Altendorf is a migrant working-class district in Essen and is strongly characterized by poverty. Again and again, violent situations occur there, either by police forces or by various lumpen gangs that are up to their mischief there. Especially on the corner of the said "Pan-African Survivor" bar. As an example, in the summer of this year a big street fight between opposing lumpen gangs took place there, in which about 100 people participated and which ended with a knife in the neck of one of them. But also the cops do their best to make the streets unsafe. Thus, in the course of this street fight, the whole neighborhood was virtually occupied by the cops for several weeks, you could see at least one car driving up and down Altendorfer Straße almost every moment, and another one stationed in one of the side streets. The laundromat, which is right next to the bar, for example, was seen in the video of the Adel B. case, when the German-Algerian Adel had a argument with the cops in the open street.

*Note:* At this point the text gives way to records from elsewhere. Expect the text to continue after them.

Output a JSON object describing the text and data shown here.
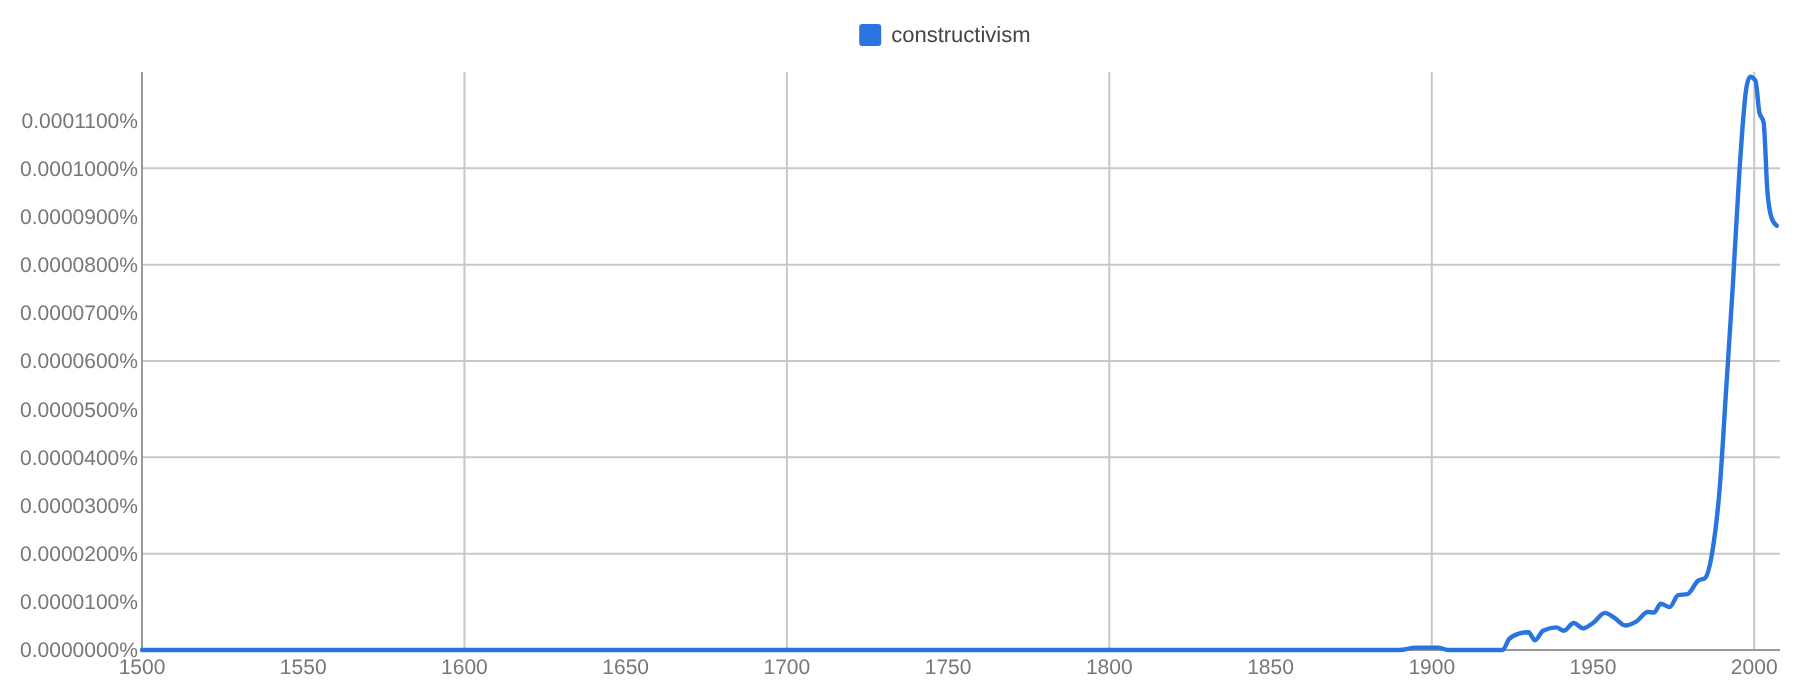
{
  "chart_data": {
    "type": "line",
    "xlim": [
      1500,
      2008
    ],
    "ylim": [
      0,
      0.00012
    ],
    "xticks": [
      1500,
      1550,
      1600,
      1650,
      1700,
      1750,
      1800,
      1850,
      1900,
      1950,
      2000
    ],
    "yticks": [
      {
        "value": 0,
        "label": "0.0000000%"
      },
      {
        "value": 1e-05,
        "label": "0.0000100%"
      },
      {
        "value": 2e-05,
        "label": "0.0000200%"
      },
      {
        "value": 3e-05,
        "label": "0.0000300%"
      },
      {
        "value": 4e-05,
        "label": "0.0000400%"
      },
      {
        "value": 5e-05,
        "label": "0.0000500%"
      },
      {
        "value": 6e-05,
        "label": "0.0000600%"
      },
      {
        "value": 7e-05,
        "label": "0.0000700%"
      },
      {
        "value": 8e-05,
        "label": "0.0000800%"
      },
      {
        "value": 9e-05,
        "label": "0.0000900%"
      },
      {
        "value": 0.0001,
        "label": "0.0001000%"
      },
      {
        "value": 0.00011,
        "label": "0.0001100%"
      }
    ],
    "grid": true,
    "legend": "top",
    "marker": "none",
    "line_style": "solid",
    "series": [
      {
        "name": "constructivism",
        "color": "#2a74e0",
        "x": [
          1500,
          1890,
          1895,
          1902,
          1905,
          1922,
          1924,
          1927,
          1930,
          1932,
          1934.5,
          1938.6,
          1941,
          1944,
          1947,
          1950,
          1953.7,
          1956.6,
          1960,
          1963.4,
          1967,
          1969,
          1971,
          1973.8,
          1976.4,
          1979.3,
          1982.6,
          1984.7,
          1987.2,
          1989.3,
          1991.3,
          1993.4,
          1995.4,
          1997.5,
          1998.7,
          2000.4,
          2001.6,
          2002.9,
          2004.1,
          2005.4,
          2007
        ],
        "values": [
          0,
          0,
          5e-07,
          5e-07,
          0,
          0,
          2.3e-06,
          3.4e-06,
          3.7e-06,
          2e-06,
          4e-06,
          4.7e-06,
          4e-06,
          5.6e-06,
          4.5e-06,
          5.6e-06,
          7.7e-06,
          6.7e-06,
          5.1e-06,
          5.9e-06,
          7.9e-06,
          7.8e-06,
          9.6e-06,
          8.9e-06,
          1.14e-05,
          1.16e-05,
          1.44e-05,
          1.49e-05,
          2.12e-05,
          3.36e-05,
          5.41e-05,
          7.6e-05,
          9.92e-05,
          0.0001164,
          0.000119,
          0.0001182,
          0.0001116,
          0.0001096,
          9.52e-05,
          8.97e-05,
          8.81e-05
        ]
      }
    ]
  }
}
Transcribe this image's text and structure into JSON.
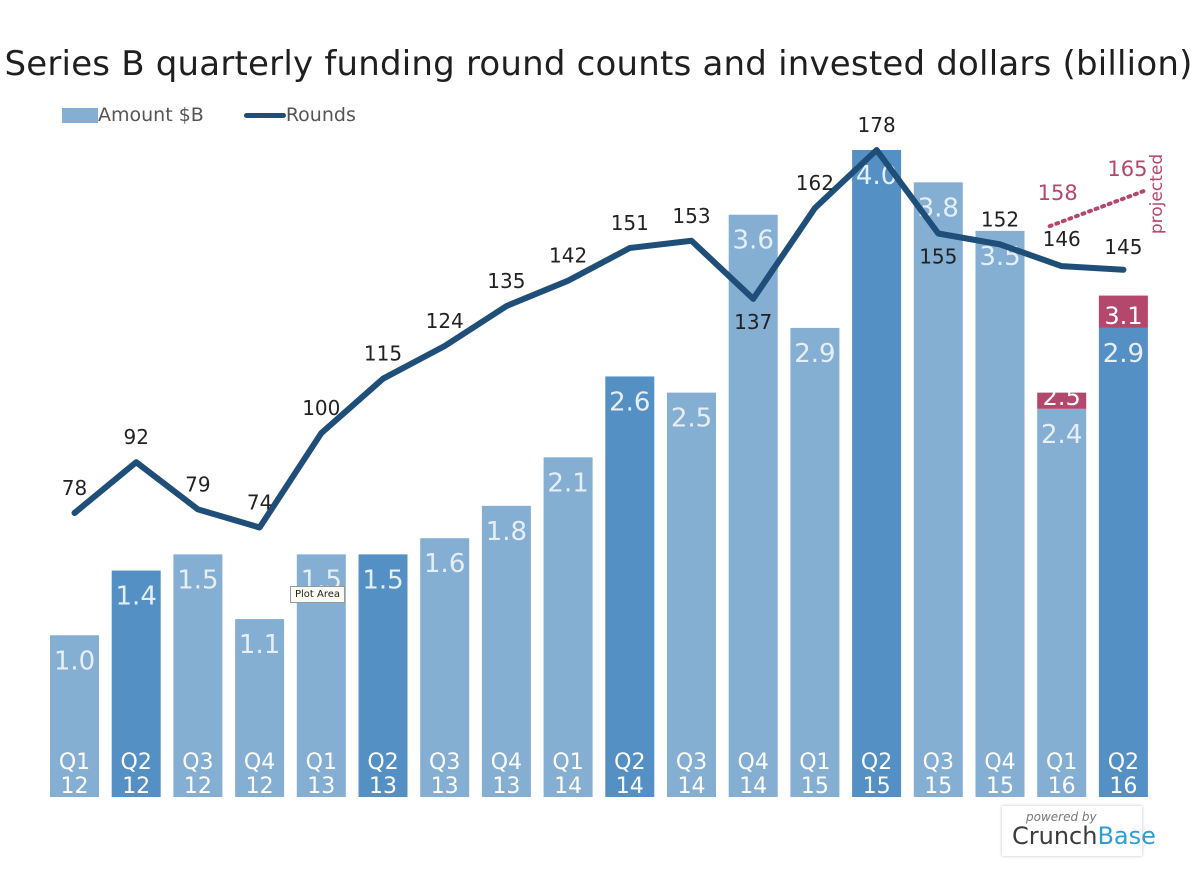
{
  "chart_data": {
    "type": "bar",
    "title": "Series B quarterly funding round counts and invested dollars (billion)",
    "categories": [
      {
        "q": "Q1",
        "y": "12"
      },
      {
        "q": "Q2",
        "y": "12"
      },
      {
        "q": "Q3",
        "y": "12"
      },
      {
        "q": "Q4",
        "y": "12"
      },
      {
        "q": "Q1",
        "y": "13"
      },
      {
        "q": "Q2",
        "y": "13"
      },
      {
        "q": "Q3",
        "y": "13"
      },
      {
        "q": "Q4",
        "y": "13"
      },
      {
        "q": "Q1",
        "y": "14"
      },
      {
        "q": "Q2",
        "y": "14"
      },
      {
        "q": "Q3",
        "y": "14"
      },
      {
        "q": "Q4",
        "y": "14"
      },
      {
        "q": "Q1",
        "y": "15"
      },
      {
        "q": "Q2",
        "y": "15"
      },
      {
        "q": "Q3",
        "y": "15"
      },
      {
        "q": "Q4",
        "y": "15"
      },
      {
        "q": "Q1",
        "y": "16"
      },
      {
        "q": "Q2",
        "y": "16"
      }
    ],
    "series": [
      {
        "name": "Amount $B",
        "kind": "bar",
        "values": [
          1.0,
          1.4,
          1.5,
          1.1,
          1.5,
          1.5,
          1.6,
          1.8,
          2.1,
          2.6,
          2.5,
          3.6,
          2.9,
          4.0,
          3.8,
          3.5,
          2.4,
          2.9
        ],
        "labels": [
          "1.0",
          "1.4",
          "1.5",
          "1.1",
          "1.5",
          "1.5",
          "1.6",
          "1.8",
          "2.1",
          "2.6",
          "2.5",
          "3.6",
          "2.9",
          "4.0",
          "3.8",
          "3.5",
          "2.4",
          "2.9"
        ]
      },
      {
        "name": "Rounds",
        "kind": "line",
        "values": [
          78,
          92,
          79,
          74,
          100,
          115,
          124,
          135,
          142,
          151,
          153,
          137,
          162,
          178,
          155,
          152,
          146,
          145
        ],
        "labels": [
          "78",
          "92",
          "79",
          "74",
          "100",
          "115",
          "124",
          "135",
          "142",
          "151",
          "153",
          "137",
          "162",
          "178",
          "155",
          "152",
          "146",
          "145"
        ]
      }
    ],
    "projected": {
      "label": "projected",
      "amount": {
        "indices": [
          16,
          17
        ],
        "values": [
          2.5,
          3.1
        ],
        "labels": [
          "2.5",
          "3.1"
        ]
      },
      "rounds": {
        "indices": [
          16,
          17
        ],
        "values": [
          158,
          165
        ],
        "labels": [
          "158",
          "165"
        ]
      }
    },
    "highlight_indices": [
      1,
      5,
      9,
      13,
      17
    ],
    "ylim_amount": [
      0,
      4.2
    ],
    "ylim_rounds": [
      0,
      180
    ],
    "legend_position": "top-left",
    "grid": false,
    "colors": {
      "bar": "#85aed3",
      "bar_highlight": "#5590c4",
      "line": "#1f4e79",
      "projected": "#b3476c"
    }
  },
  "tooltip": "Plot Area",
  "branding": {
    "powered_by": "powered by",
    "brand_part1": "Crunch",
    "brand_part2": "Base"
  }
}
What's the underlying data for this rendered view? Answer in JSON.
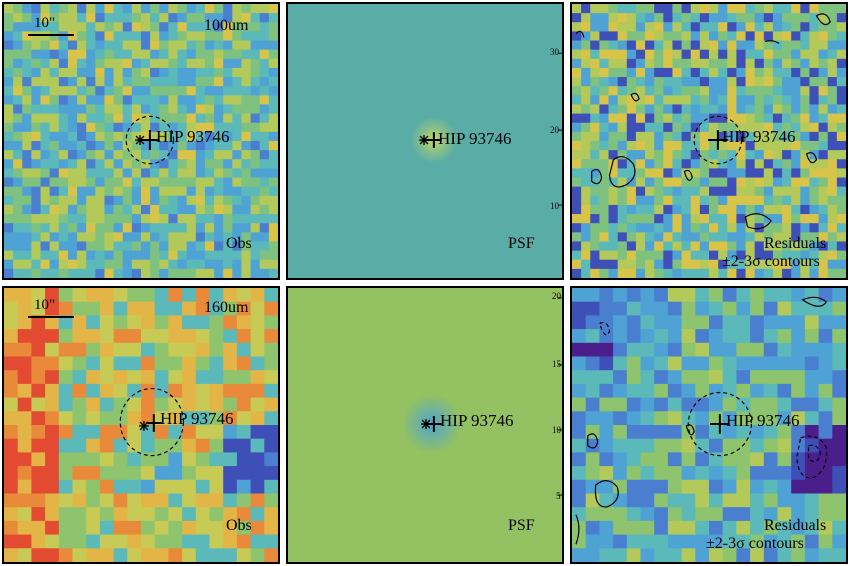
{
  "source_name": "HIP 93746",
  "scale_label": "10\"",
  "rows": [
    {
      "band": "100um",
      "obs": {
        "caption": "Obs",
        "palette": [
          "#3f4fb8",
          "#4a7fd0",
          "#4fa3d4",
          "#5bb9b9",
          "#7fc17f",
          "#b3c95a",
          "#d9c44a",
          "#e6a33a"
        ]
      },
      "psf": {
        "caption": "PSF",
        "background": "#5aaca6",
        "core": "#c8d85a"
      },
      "res": {
        "caption": "Residuals",
        "caption2": "±2-3σ contours"
      }
    },
    {
      "band": "160um",
      "obs": {
        "caption": "Obs",
        "palette": [
          "#3f4fb8",
          "#4a7fd0",
          "#4fa3d4",
          "#5bb9b9",
          "#8ec46e",
          "#c7cb55",
          "#e3b546",
          "#e88a3a",
          "#e24a32"
        ]
      },
      "psf": {
        "caption": "PSF",
        "background": "#94c162",
        "core": "#4fa3c8"
      },
      "res": {
        "caption": "Residuals",
        "caption2": "±2-3σ contours"
      }
    }
  ],
  "axis_ticks_psf_top": [
    "30",
    "20",
    "10"
  ],
  "axis_ticks_psf_bottom": [
    "20",
    "15",
    "10",
    "5"
  ]
}
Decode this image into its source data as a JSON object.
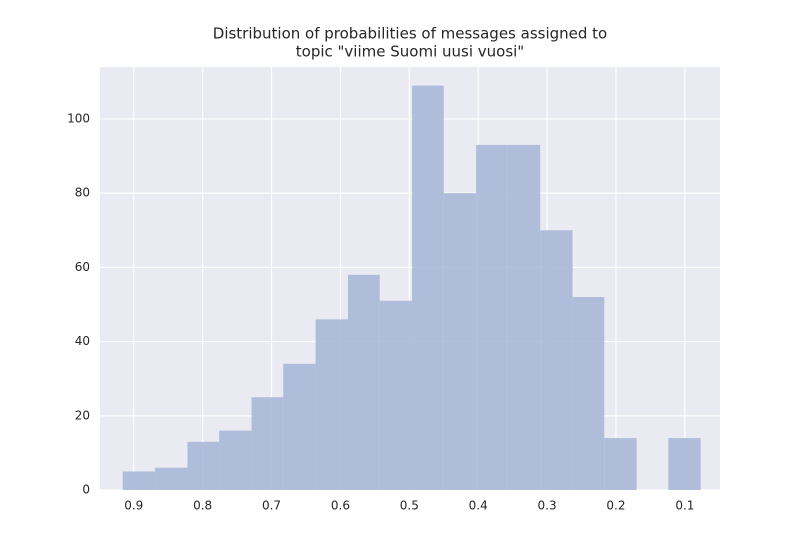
{
  "chart_data": {
    "type": "histogram",
    "title": [
      "Distribution of probabilities of messages assigned to",
      "topic \"viime Suomi uusi vuosi\""
    ],
    "bins": [
      0.077,
      0.124,
      0.17,
      0.217,
      0.263,
      0.31,
      0.357,
      0.403,
      0.45,
      0.496,
      0.543,
      0.589,
      0.636,
      0.683,
      0.729,
      0.776,
      0.822,
      0.869,
      0.916
    ],
    "values": [
      14,
      0,
      14,
      52,
      70,
      93,
      93,
      80,
      109,
      51,
      58,
      46,
      34,
      25,
      16,
      13,
      6,
      5
    ],
    "color": "#a8b8d8",
    "xlim": [
      0.949,
      0.049
    ],
    "xticks": [
      0.9,
      0.8,
      0.7,
      0.6,
      0.5,
      0.4,
      0.3,
      0.2,
      0.1
    ],
    "ylim": [
      0,
      114
    ],
    "yticks": [
      0,
      20,
      40,
      60,
      80,
      100
    ],
    "grid": true
  }
}
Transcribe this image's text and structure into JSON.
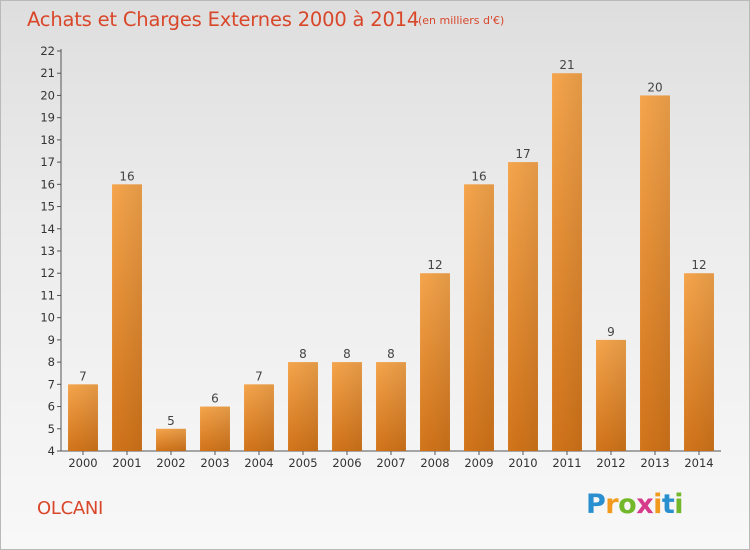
{
  "title": "Achats et Charges Externes 2000 à 2014",
  "unit": "(en milliers d'€)",
  "commune": "OLCANI",
  "brand": {
    "letters": [
      "P",
      "r",
      "o",
      "x",
      "i",
      "t",
      "i"
    ],
    "colors": [
      "#2a8fcf",
      "#f29a1e",
      "#73b72a",
      "#d63a8a",
      "#f29a1e",
      "#2a8fcf",
      "#73b72a"
    ]
  },
  "colors": {
    "bar_top": "#f5a54c",
    "bar_bottom": "#d2741a",
    "title": "#d9472b"
  },
  "chart_data": {
    "type": "bar",
    "title": "Achats et Charges Externes 2000 à 2014",
    "subtitle": "(en milliers d'€)",
    "xlabel": "",
    "ylabel": "",
    "categories": [
      "2000",
      "2001",
      "2002",
      "2003",
      "2004",
      "2005",
      "2006",
      "2007",
      "2008",
      "2009",
      "2010",
      "2011",
      "2012",
      "2013",
      "2014"
    ],
    "values": [
      7,
      16,
      5,
      6,
      7,
      8,
      8,
      8,
      12,
      16,
      17,
      21,
      9,
      20,
      12
    ],
    "ylim": [
      4,
      22
    ],
    "yticks": [
      4,
      5,
      6,
      7,
      8,
      9,
      10,
      11,
      12,
      13,
      14,
      15,
      16,
      17,
      18,
      19,
      20,
      21,
      22
    ],
    "grid": false,
    "legend": "none"
  }
}
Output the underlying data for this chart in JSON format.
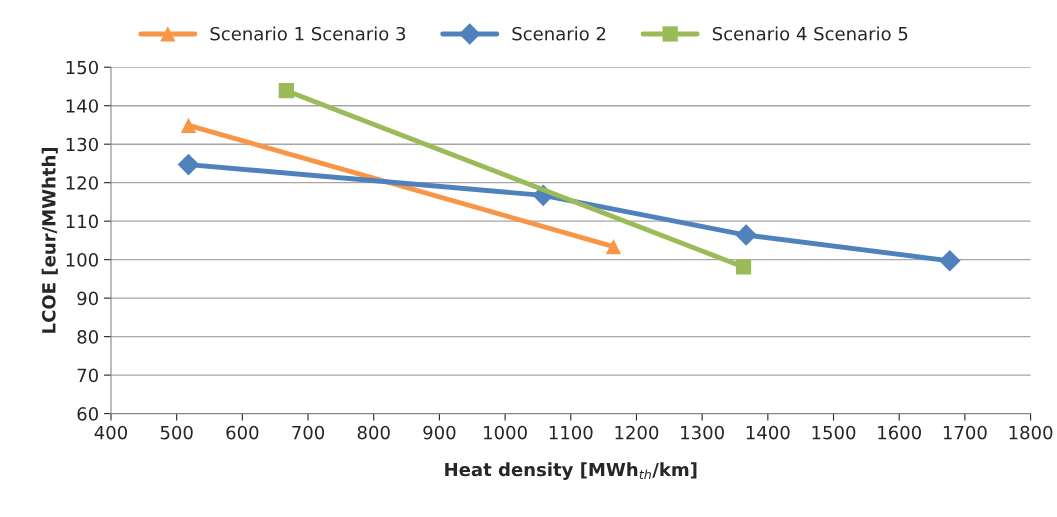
{
  "chart_data": {
    "type": "line",
    "xlabel": "Heat density [MWh$_{th}$/km]",
    "ylabel": "LCOE [eur/MWhth]",
    "series": [
      {
        "name": "Scenario 1 Scenario 3",
        "color": "#f79646",
        "marker": "triangle",
        "x": [
          518,
          1165
        ],
        "values": [
          134.9,
          103.4
        ]
      },
      {
        "name": "Scenario 2",
        "color": "#4f81bd",
        "marker": "diamond",
        "x": [
          518,
          1058,
          1367,
          1677
        ],
        "values": [
          124.7,
          116.7,
          106.4,
          99.7
        ]
      },
      {
        "name": "Scenario 4 Scenario 5",
        "color": "#9bbb59",
        "marker": "square",
        "x": [
          667,
          1363
        ],
        "values": [
          143.9,
          98.1
        ]
      }
    ],
    "xlim": [
      400,
      1800
    ],
    "xticks": [
      400,
      500,
      600,
      700,
      800,
      900,
      1000,
      1100,
      1200,
      1300,
      1400,
      1500,
      1600,
      1700,
      1800
    ],
    "ylim": [
      60,
      150
    ],
    "yticks": [
      60,
      70,
      80,
      90,
      100,
      110,
      120,
      130,
      140,
      150
    ],
    "grid": "y",
    "legend": "top",
    "line_style": "solid"
  }
}
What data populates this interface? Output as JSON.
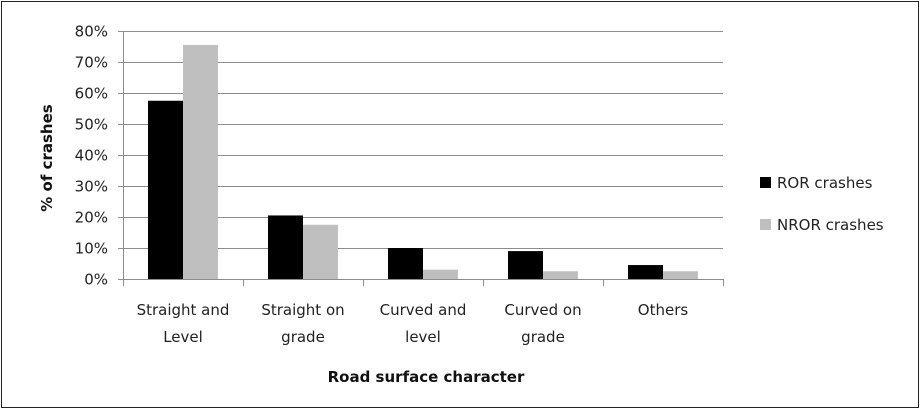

During a psychological state of emergency, he threatened to kill himself and therefore called the police as a cry for help. Shortly thereafter, pursued by the cops, he went home, where he was murdered by them through the front door. Police violence and harassment are thus by no means foreign to the place where the stormed bar is located.
The cops' incident report actually tells you everything you need to know. Not on the basis of any particularly valuable or trustworthy information in the report itself, no. But based solely on how the cops decided to write their report and stage the entire operation. The title of the press release is "First friend, then foe - from lifesaver to whipping boy" and sums up the framing of the police well. At the beginning, they first write about a heroic fairy tale in which they claim to have saved the life of an unconscious man by a perfectly executed cardiac massage, before they then write about the actual incident at the bar. However, they just whine about having been whacked on the head by the people. The actual credibility of their introductory rescuer story is to be questioned alone based on the fact that one is much more accustomed to the police sending away emergency doctors and rescue workers at the first opportunity, or not letting them treat people until it is already too late. But whether or not that's how the story really took place is not the bottom line here. Apparently, the cops feel compelled to first present themselves as great life-savers and try to score points with their great commitment before they report on the operation that is actually the topic, in order to desperately polish up their image and distract from the fact that it is just another case of usual harassment against the people by the police.
In contrast to how the cops stage themselves, the police in Essen actually acts like an occupatio force. This has not only been shown after the aforementioned incident in the summer, but also their operation now at the "Pan-African Survivor" is an expression of exactly that. They write in their report about the use of the "operation multi-purpose stick" and "irritants" - in other words nightsticks and pepper spray - when they write about their own use of violence. At the same time, however, they refer to themselves as the "whipping boys" who have experienced unjust violence against themselves. What kind of "whipping boys" are they when they can hardly keep their hands off the baton themselves?
If the masses are resisting the continuous harassment that the cops are perpetrating against them, then that is completely justified. No cheap sob story by the cops will change that. They can't just take whatever liberty they want forever when they're out in our neighborhoods without also having to expect a little headwind sometimes.